Ms Whittaker reckons with low interest rates and a surge in demand, this is a good time for those already in the property market to buy and sell.

Her comments followed figures from the Real Estate Institute of New Zealand which revealed Northland house sales were up nearly 40 per cent last month - the biggest increase of any region - compared with December 2014.

The institute described Northland's property market as the most robust in the country. The median price across the region rose by $60,000 or 20 per cent to $360,000.


Reinz chief executive Colleen Milne said Northland was the most robust real-estate market in the country, with the surge in demand for coastal properties increasing activity.

She said property availability had declined significantly during 2015 and was now steady at historically low levels. Sales volumes remained strong.

Ms Whittaker did some work on her Carr St house where she lived in with her two children for two-and-a-half years before selling it and buying another property in Kamo.

"I needed to reduce my debt and I have thinking about it for a while. I bought the previous house at a good time and was able to sell it at a good time.

"I've also thought about renting but it would cost me $400 a week, and with interest rates down and a good housing market, I thought to buy."

She recalled a friend of hers in Tikipunga who sold her house within a week to an Auckland couple.

Barfoot and Thompson Whangarei branch manager Martin Dear said the market had "gone nuts".

"The buyers are just flooding in. We're getting buyers coming in the office every day wanting to buy investment property."

Some were paying premium prices, he said. "It's great ... It's our turn. We've done it so hard for so long and now it's become our opportunity to do well and for the region to do well."

The challenge now would be maintaining the number of property listings. "Some of the Aucklanders are coming and buying three and four properties," said Mr Dear.

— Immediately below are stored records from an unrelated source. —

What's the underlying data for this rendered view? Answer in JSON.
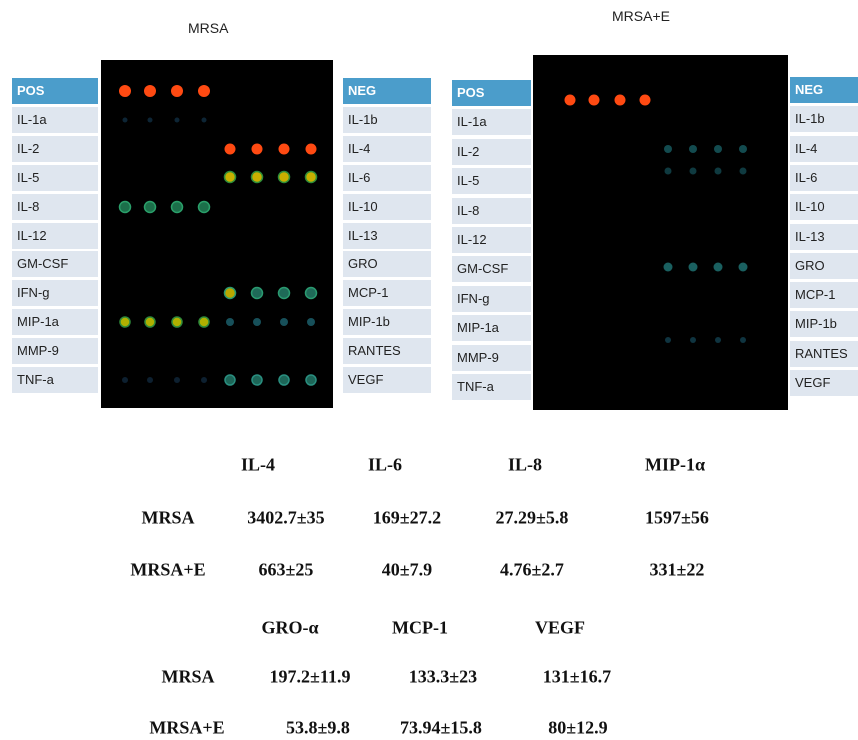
{
  "panels": [
    {
      "title": "MRSA",
      "left_labels": [
        "POS",
        "IL-1a",
        "IL-2",
        "IL-5",
        "IL-8",
        "IL-12",
        "GM-CSF",
        "IFN-g",
        "MIP-1a",
        "MMP-9",
        "TNF-a"
      ],
      "right_labels": [
        "NEG",
        "IL-1b",
        "IL-4",
        "IL-6",
        "IL-10",
        "IL-13",
        "GRO",
        "MCP-1",
        "MIP-1b",
        "RANTES",
        "VEGF"
      ]
    },
    {
      "title": "MRSA+E",
      "left_labels": [
        "POS",
        "IL-1a",
        "IL-2",
        "IL-5",
        "IL-8",
        "IL-12",
        "GM-CSF",
        "IFN-g",
        "MIP-1a",
        "MMP-9",
        "TNF-a"
      ],
      "right_labels": [
        "NEG",
        "IL-1b",
        "IL-4",
        "IL-6",
        "IL-10",
        "IL-13",
        "GRO",
        "MCP-1",
        "MIP-1b",
        "RANTES",
        "VEGF"
      ]
    }
  ],
  "tables": [
    {
      "headers": [
        "IL-4",
        "IL-6",
        "IL-8",
        "MIP-1α"
      ],
      "rows": [
        {
          "label": "MRSA",
          "values": [
            "3402.7±35",
            "169±27.2",
            "27.29±5.8",
            "1597±56"
          ]
        },
        {
          "label": "MRSA+E",
          "values": [
            "663±25",
            "40±7.9",
            "4.76±2.7",
            "331±22"
          ]
        }
      ]
    },
    {
      "headers": [
        "GRO-α",
        "MCP-1",
        "VEGF"
      ],
      "rows": [
        {
          "label": "MRSA",
          "values": [
            "197.2±11.9",
            "133.3±23",
            "131±16.7"
          ]
        },
        {
          "label": "MRSA+E",
          "values": [
            "53.8±9.8",
            "73.94±15.8",
            "80±12.9"
          ]
        }
      ]
    }
  ]
}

One family was looking to buy its third rental, and a house for themselves. "That's what's driving our prices up."

Mr Dear said property listings were still coming in but there had been a shortage in the upper-market listings for houses worth $450,000 to $700,000. He expected more listings to come through next month when people returned from holidays.

The national median price of $465,000 was up $15,000, or 3.3 per cent on December 2014.